Here is some insight into some of my recent frustrations with life in Mexico:
- I arrive at 5:25 for a 5:30 doctor’s appointment for Asha; I wait thirty minutes, then ask the receptionist how much longer she thinks it will be until we are seen; she replies that she has no idea, but that there are still two patients ahead of Asha, and that the doctor has been in with the same patient since I arrived half an hour ago . . . .
- I go to Office Max to purchase a cheap desk; I attempt to pay for the desk but am told that all desks of that model are out of stock in this store; I am informed that if I wish to buy it today (Tuesday), it can be ordered and delivered to my house on Thursday and assembled for free; not trusting that delivery on Thursday means two days from now versus some random Thursday in 2008, I decide to check at Office Depot instead. Finding nothing but overpriced and unsightly looking desks, I return to Office Max, deciding to take a risk on the delivery. I am then told, by the exact same employee who assured me of delivery Thursday that the desk was not in stock, in any Office Max in all of Mexico City, and that I could not purchase it. He did, however, have a lovely floor model with scratches that I could buy for the same price as a new one, and then hire someone to take it apart from the store and deliver it to my house, for an additional cost.
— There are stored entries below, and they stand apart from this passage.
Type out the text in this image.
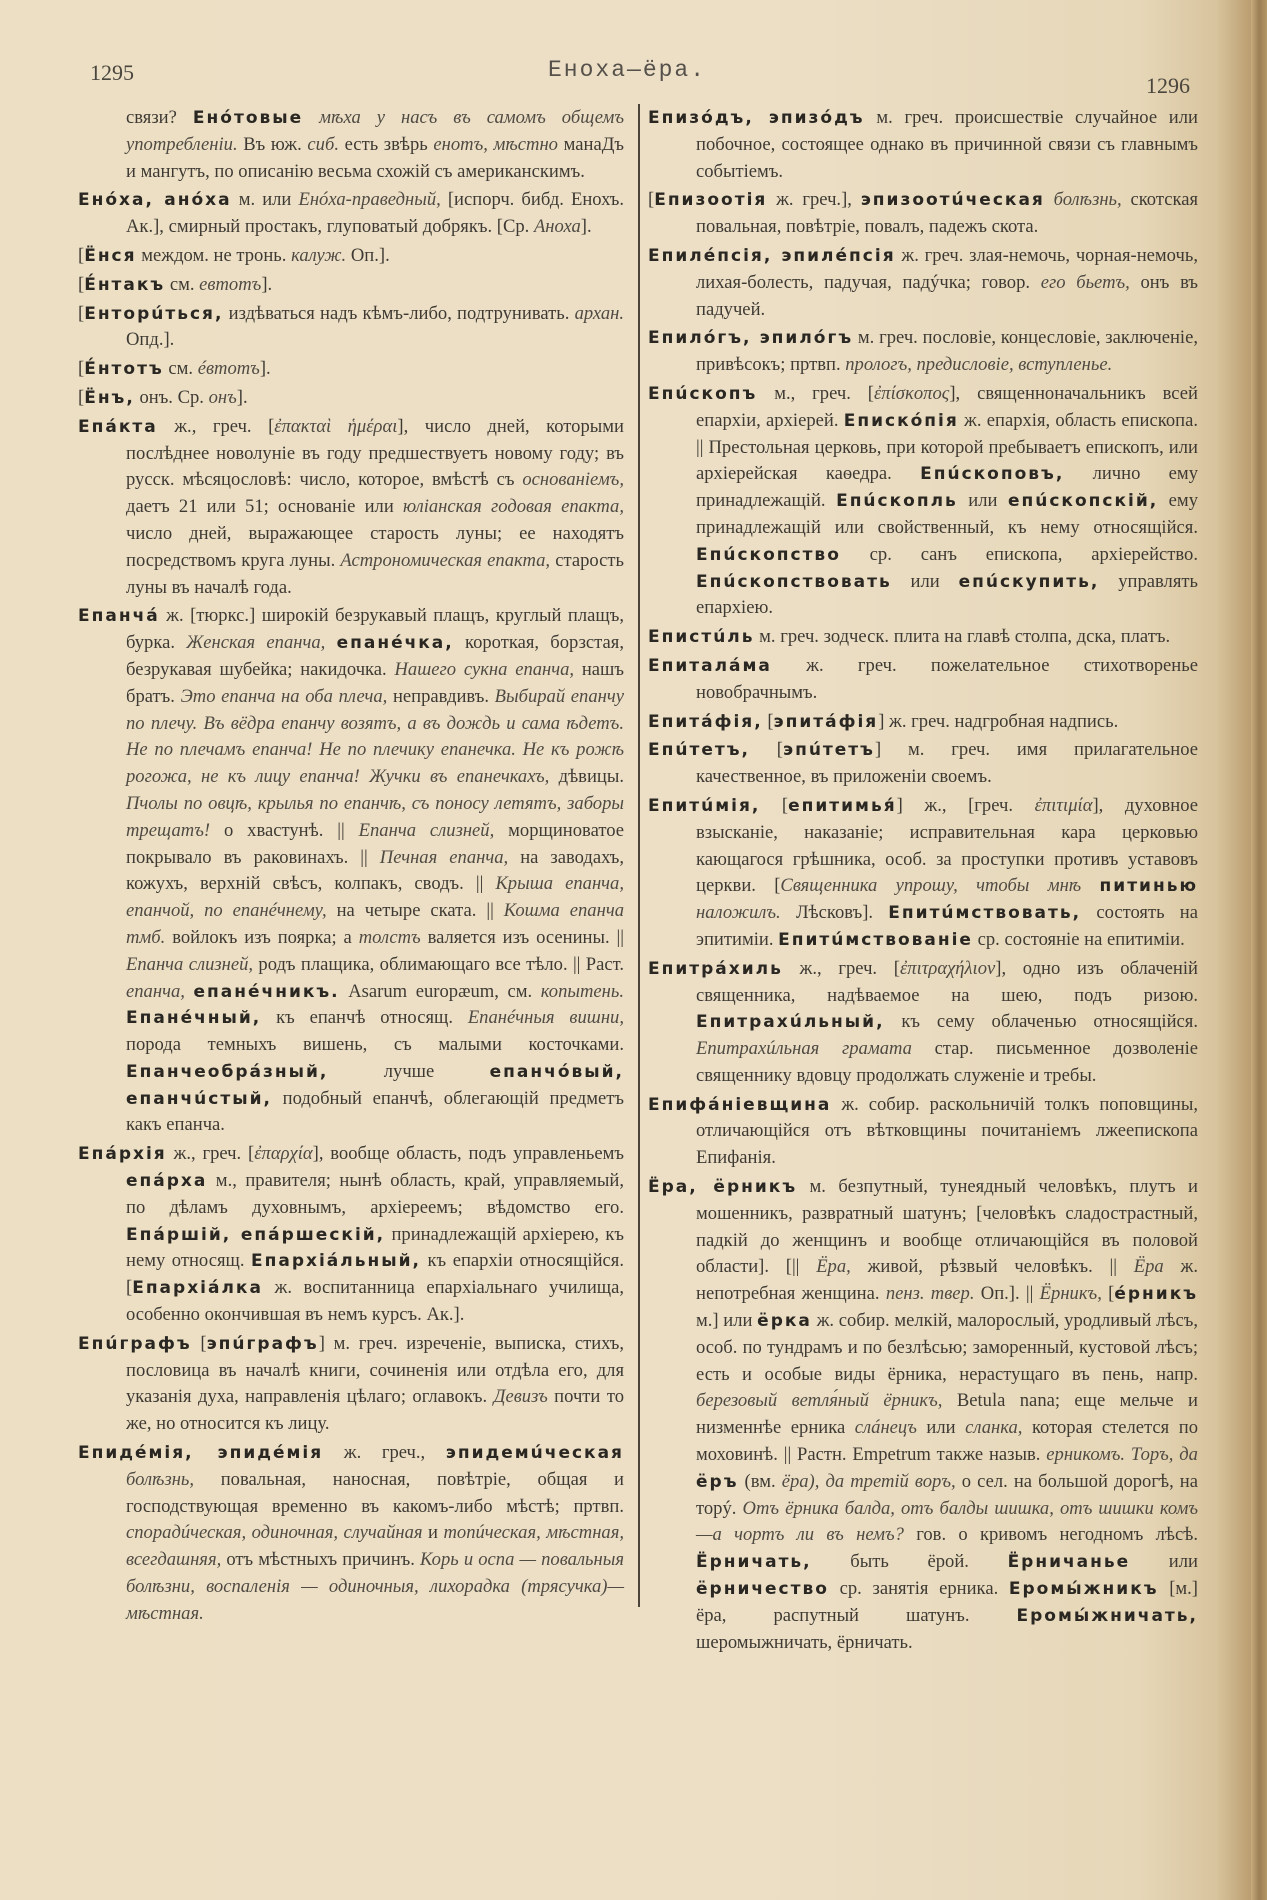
1295	Еноха—ёра.
1296

связи? Енóтовые мѣха у насъ въ самомъ общемъ употребленіи. Въ юж. сиб. есть звѣрь енотъ, мѣстно манаДъ и мангутъ, по описанію весьма схожій съ американскимъ.

Енóха, анóха м. или Енóха-праведный, [испорч. бибд. Енохъ. Ак.], смирный простакъ, глуповатый добрякъ. [Ср. Аноха].

[Ёнся междом. не тронь. калуж. Оп.].

[Е́нтакъ см. евтотъ].

[Енторúться, издѣваться надъ кѣмъ-либо, подтрунивать. архан. Опд.].

[Е́нтотъ см. éвтотъ].

[Ёнъ, онъ. Ср. онъ].

Епáкта ж., греч. [ἐπακταὶ ἡμέραι], число дней, которыми послѣднее новолуніе въ году предшествуетъ новому году; въ русск. мѣсяцословѣ: число, которое, вмѣстѣ съ основаніемъ, даетъ 21 или 51; основаніе или юліанская годовая епакта, число дней, выражающее старость луны; ее находятъ посредствомъ круга луны. Астрономическая епакта, старость луны въ началѣ года.

Епанчá ж. [тюркс.] широкій безрукавый плащъ, круглый плащъ, бурка. Женская епанча, епанéчка, короткая, борзстая, безрукавая шубейка; накидочка. Нашего сукна епанча, нашъ братъ. Это епанча на оба плеча, неправдивъ. Выбирай епанчу по плечу. Въ вёдра епанчу возятъ, а въ дождь и сама ѣдетъ. Не по плечамъ епанча! Не по плечику епанечка. Не къ рожѣ рогожа, не къ лицу епанча! Жучки въ епанечкахъ, дѣвицы. Пчолы по овцѣ, крылья по епанчѣ, съ поносу летятъ, заборы трещатъ! о хвастунѣ. || Епанча слизней, морщиноватое покрывало въ раковинахъ. || Печная епанча, на заводахъ, кожухъ, верхній свѣсъ, колпакъ, сводъ. || Крыша епанча, епанчой, по епанéчнему, на четыре ската. || Кошма епанча тмб. войлокъ изъ поярка; а толстъ валяется изъ осенины. || Епанча слизней, родъ плащика, облимающаго все тѣло. || Раст. епанча, епанéчникъ. Asarum europæum, см. копытень. Епанéчный, къ епанчѣ относящ. Епанéчныя вишни, порода темныхъ вишень, съ малыми косточками. Епанчеобрáзный, лучше епанчóвый, епанчúстый, подобный епанчѣ, облегающій предметъ какъ епанча.

Епáрхія ж., греч. [ἐπαρχία], вообще область, подъ управленьемъ епáрха м., правителя; нынѣ область, край, управляемый, по дѣламъ духовнымъ, архіереемъ; вѣдомство его. Епáршій, епáршескій, принадлежащій архіерею, къ нему относящ. Епархіáльный, къ епархіи относящійся. [Епархіáлка ж. воспитанница епархіальнаго училища, особенно окончившая въ немъ курсъ. Ак.].

Епúграфъ [эпúграфъ] м. греч. изреченіе, выписка, стихъ, пословица въ началѣ книги, сочиненія или отдѣла его, для указанія духа, направленія цѣлаго; оглавокъ. Девизъ почти то же, но относится къ лицу.

Епидéмія, эпидéмія ж. греч., эпидемúческая болѣзнь, повальная, наносная, повѣтріе, общая и господствующая временно въ какомъ-либо мѣстѣ; пртвп. спорадúческая, одиночная, случайная и топúческая, мѣстная, всегдашняя, отъ мѣстныхъ причинъ. Корь и оспа — повальныя болѣзни, воспаленія — одиночныя, лихорадка (трясучка)— мѣстная.

Епизóдъ, эпизóдъ м. греч. происшествіе случайное или побочное, состоящее однако въ причинной связи съ главнымъ событіемъ.

[Епизоотія ж. греч.], эпизоотúческая болѣзнь, скотская повальная, повѣтріе, повалъ, падежъ скота.

Епилéпсія, эпилéпсія ж. греч. злая-немочь, чорная-немочь, лихая-болесть, падучая, падýчка; говор. его бьетъ, онъ въ падучей.

Епилóгъ, эпилóгъ м. греч. пословіе, концесловіе, заключеніе, привѣсокъ; пртвп. прологъ, предисловіе, вступленье.

Епúскопъ м., греч. [ἐπίσκοπος], священноначальникъ всей епархіи, архіерей. Епискóпія ж. епархія, область епископа. || Престольная церковь, при которой пребываетъ епископъ, или архіерейская каѳедра. Епúскоповъ, лично ему принадлежащій. Епúскопль или епúскопскій, ему принадлежащій или свойственный, къ нему относящійся. Епúскопство ср. санъ епископа, архіерейство. Епúскопствовать или епúскупить, управлять епархіею.

Епистúль м. греч. зодческ. плита на главѣ столпа, дска, платъ.

Епиталáма ж. греч. пожелательное стихотворенье новобрачнымъ.

Епитáфія, [эпитáфія] ж. греч. надгробная надпись.

Епúтетъ, [эпúтетъ] м. греч. имя прилагательное качественное, въ приложеніи своемъ.

Епитúмія, [епитимья́] ж., [греч. ἐπιτιμία], духовное взысканіе, наказаніе; исправительная кара церковью кающагося грѣшника, особ. за проступки противъ уставовъ церкви. [Священника упрошу, чтобы мнѣ питинью наложилъ. Лѣсковъ]. Епитúмствовать, состоять на эпитиміи. Епитúмствованіе ср. состояніе на епитиміи.

Епитрáхиль ж., греч. [ἐπιτραχήλιον], одно изъ облаченій священника, надѣваемое на шею, подъ ризою. Епитрахúльный, къ сему облаченью относящійся. Епитрахúльная грамата стар. письменное дозволеніе священнику вдовцу продолжать служеніе и требы.

Епифáніевщина ж. собир. раскольничій толкъ поповщины, отличающійся отъ вѣтковщины почитаніемъ лжеепископа Епифанія.

Ёра, ёрникъ м. безпутный, тунеядный человѣкъ, плутъ и мошенникъ, развратный шатунъ; [человѣкъ сладострастный, падкій до женщинъ и вообще отличающійся въ половой области]. [|| Ёра, живой, рѣзвый человѣкъ. || Ёра ж. непотребная женщина. пенз. твер. Оп.]. || Ёрникъ, [éрникъ м.] или ёрка ж. собир. мелкій, малорослый, уродливый лѣсъ, особ. по тундрамъ и по безлѣсью; заморенный, кустовой лѣсъ; есть и особые виды ёрника, нерастущаго въ пень, напр. березовый ветля́ный ёрникъ, Betula nana; еще мельче и низменнѣе ерника слáнецъ или сланка, которая стелется по моховинѣ. || Растн. Empetrum также назыв. ерникомъ. Торъ, да ёръ (вм. ёра), да третій воръ, о сел. на большой дорогѣ, на торý. Отъ ёрника балда, отъ балды шишка, отъ шишки комъ—а чортъ ли въ немъ? гов. о кривомъ негодномъ лѣсѣ. Ёрничать, быть ёрой. Ёрничанье или ёрничество ср. занятія ерника. Еромы́жникъ [м.] ёра, распутный шатунъ. Еромы́жничать, шеромыжничать, ёрничать.
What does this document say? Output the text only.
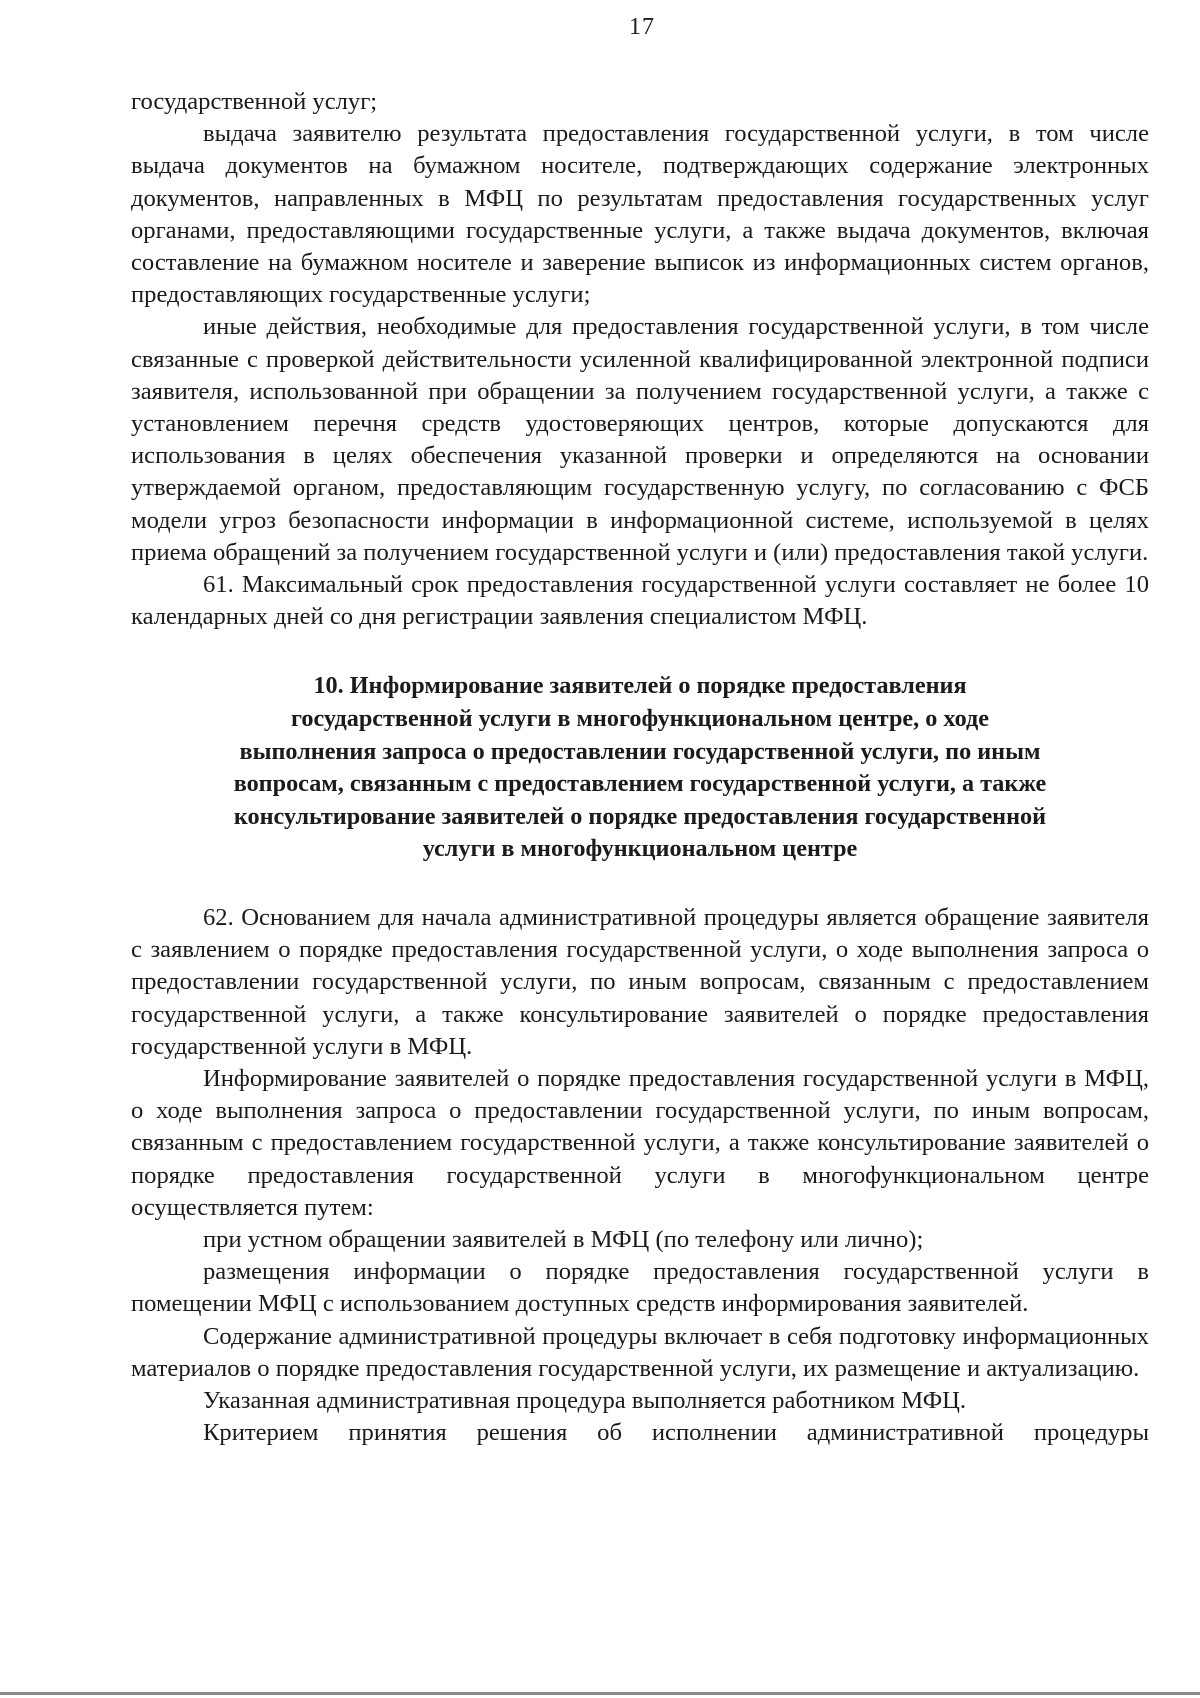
17

государственной услуг;

выдача заявителю результата предоставления государственной услуги, в том числе выдача документов на бумажном носителе, подтверждающих содержание электронных документов, направленных в МФЦ по результатам предоставления государственных услуг органами, предоставляющими государственные услуги, а также выдача документов, включая составление на бумажном носителе и заверение выписок из информационных систем органов, предоставляющих государственные услуги;

иные действия, необходимые для предоставления государственной услуги, в том числе связанные с проверкой действительности усиленной квалифицированной электронной подписи заявителя, использованной при обращении за получением государственной услуги, а также с установлением перечня средств удостоверяющих центров, которые допускаются для использования в целях обеспечения указанной проверки и определяются на основании утверждаемой органом, предоставляющим государственную услугу, по согласованию с ФСБ модели угроз безопасности информации в информационной системе, используемой в целях приема обращений за получением государственной услуги и (или) предоставления такой услуги.

61. Максимальный срок предоставления государственной услуги составляет не более 10 календарных дней со дня регистрации заявления специалистом МФЦ.

10. Информирование заявителей о порядке предоставления
государственной услуги в многофункциональном центре, о ходе
выполнения запроса о предоставлении государственной услуги, по иным
вопросам, связанным с предоставлением государственной услуги, а также
консультирование заявителей о порядке предоставления государственной
услуги в многофункциональном центре

62. Основанием для начала административной процедуры является обращение заявителя с заявлением о порядке предоставления государственной услуги, о ходе выполнения запроса о предоставлении государственной услуги, по иным вопросам, связанным с предоставлением государственной услуги, а также консультирование заявителей о порядке предоставления государственной услуги в МФЦ.

Информирование заявителей о порядке предоставления государственной услуги в МФЦ, о ходе выполнения запроса о предоставлении государственной услуги, по иным вопросам, связанным с предоставлением государственной услуги, а также консультирование заявителей о порядке предоставления государственной услуги в многофункциональном центре осуществляется путем:

при устном обращении заявителей в МФЦ (по телефону или лично);

размещения информации о порядке предоставления государственной услуги в помещении МФЦ с использованием доступных средств информирования заявителей.

Содержание административной процедуры включает в себя подготовку информационных материалов о порядке предоставления государственной услуги, их размещение и актуализацию.

Указанная административная процедура выполняется работником МФЦ.

Критерием принятия решения об исполнении административной процедуры
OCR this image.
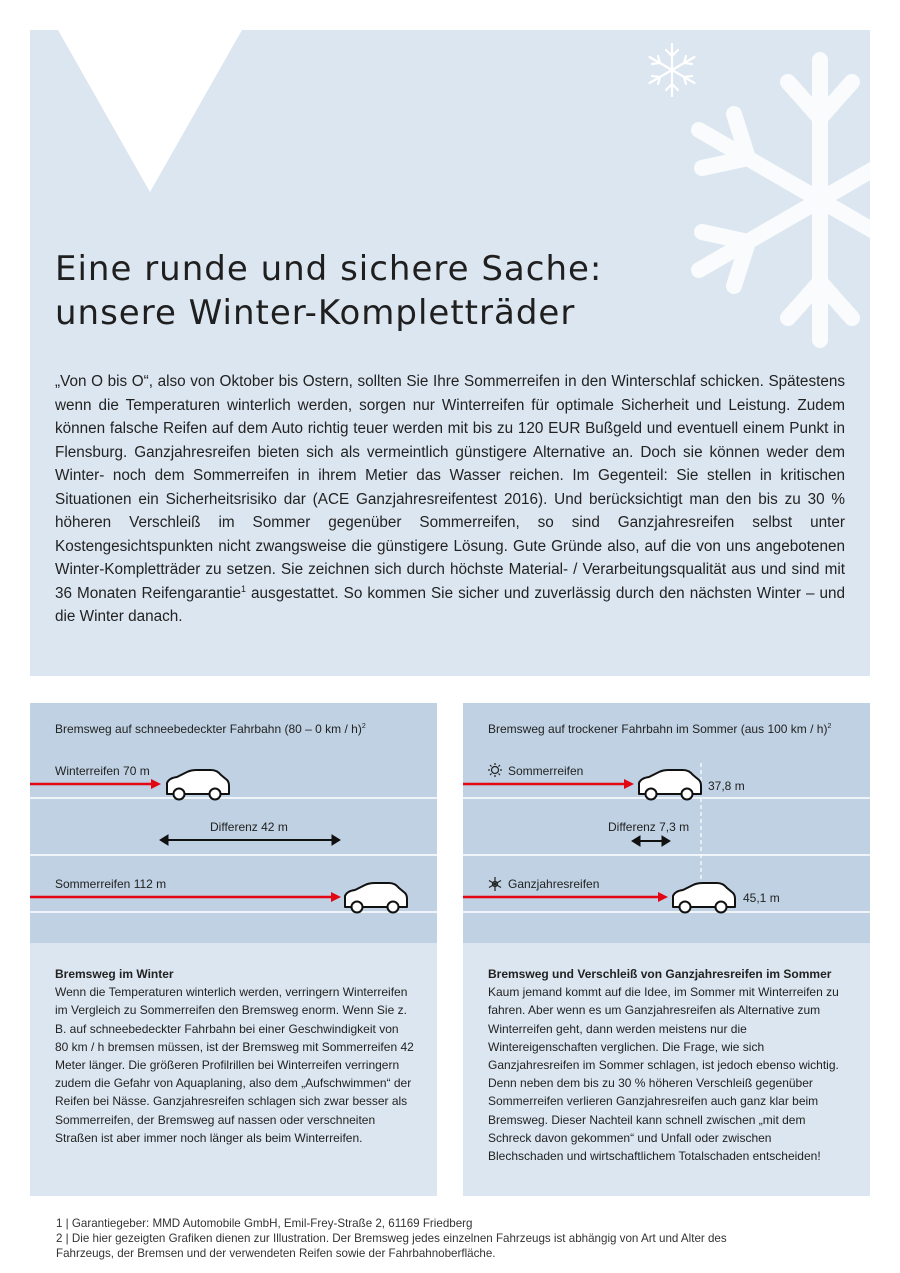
Eine runde und sichere Sache:
unsere Winter-Kompletträder

„Von O bis O“, also von Oktober bis Ostern, sollten Sie Ihre Sommerreifen in den Winterschlaf schicken. Spätestens wenn die Temperaturen winterlich werden, sorgen nur Winterreifen für optimale Sicherheit und Leistung. Zudem können falsche Reifen auf dem Auto richtig teuer werden mit bis zu 120 EUR Bußgeld und eventuell einem Punkt in Flensburg. Ganzjahresreifen bieten sich als vermeintlich günstigere Alternative an. Doch sie können weder dem Winter- noch dem Sommerreifen in ihrem Metier das Wasser reichen. Im Gegenteil: Sie stellen in kritischen Situationen ein Sicherheitsrisiko dar (ACE Ganzjahresreifentest 2016). Und berücksichtigt man den bis zu 30 % höheren Verschleiß im Sommer gegenüber Sommerreifen, so sind Ganzjahresreifen selbst unter Kostengesichtspunkten nicht zwangsweise die günstigere Lösung. Gute Gründe also, auf die von uns angebotenen Winter-Kompletträder zu setzen. Sie zeichnen sich durch höchste Material- / Verarbeitungsqualität aus und sind mit 36 Monaten Reifengarantie$^1$ ausgestattet. So kommen Sie sicher und zuverlässig durch den nächsten Winter – und die Winter danach.

Bremsweg auf schneebedeckter Fahrbahn (80 – 0 km / h)$^2$
Winterreifen 70 m
Differenz 42 m
Sommerreifen 112 m
Bremsweg im Winter

Wenn die Temperaturen winterlich werden, verringern Winterreifen im Vergleich zu Sommerreifen den Bremsweg enorm. Wenn Sie z. B. auf schneebedeckter Fahrbahn bei einer Geschwindigkeit von 80 km / h bremsen müssen, ist der Bremsweg mit Sommerreifen 42 Meter länger. Die größeren Profilrillen bei Winterreifen verringern zudem die Gefahr von Aquaplaning, also dem „Aufschwimmen“ der Reifen bei Nässe. Ganzjahresreifen schlagen sich zwar besser als Sommerreifen, der Bremsweg auf nassen oder verschneiten Straßen ist aber immer noch länger als beim Winterreifen.

Bremsweg auf trockener Fahrbahn im Sommer (aus 100 km / h)$^2$
Sommerreifen
37,8 m
Differenz 7,3 m
Ganzjahresreifen
45,1 m
Bremsweg und Verschleiß von Ganzjahresreifen im Sommer

Kaum jemand kommt auf die Idee, im Sommer mit Winterreifen zu fahren. Aber wenn es um Ganzjahresreifen als Alternative zum Winterreifen geht, dann werden meistens nur die Wintereigenschaften verglichen. Die Frage, wie sich Ganzjahresreifen im Sommer schlagen, ist jedoch ebenso wichtig. Denn neben dem bis zu 30 % höheren Verschleiß gegenüber Sommerreifen verlieren Ganzjahresreifen auch ganz klar beim Bremsweg. Dieser Nachteil kann schnell zwischen „mit dem Schreck davon gekommen“ und Unfall oder zwischen Blechschaden und wirtschaftlichem Totalschaden entscheiden!

1 | Garantiegeber: MMD Automobile GmbH, Emil-Frey-Straße 2, 61169 Friedberg

2 | Die hier gezeigten Grafiken dienen zur Illustration. Der Bremsweg jedes einzelnen Fahrzeugs ist abhängig von Art und Alter des Fahrzeugs, der Bremsen und der verwendeten Reifen sowie der Fahrbahnoberfläche.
- I try to obtain a credit card from HSBC, where it took us three months and four trips to simply get a joint checking account; I am told to return several times with additional pieces of information, each time only to be told that I forgot something that I was never before told to bring. To add insult to injury, I am finally informed that I cannot obtain a credit card without my husband’s signature on the application form because, even though I am a joint owner of the account, I do not earn my own money.
So at this point I have no money of my own (according to the Mexicans), no credit card (and accordingly no cell phone because after three trips to the cell phone store, I was finally told that I would not be able to purchase a phone or a plan without a Mexican credit card), and no desk at which I could sit to do any work, if hypothetically I had a job.
What I do have, however, is a slightly battered spirit still determined to face more frustrating but hopefully fruitful trips to the bank, doctor, cell phone and office supply stores this upcoming week.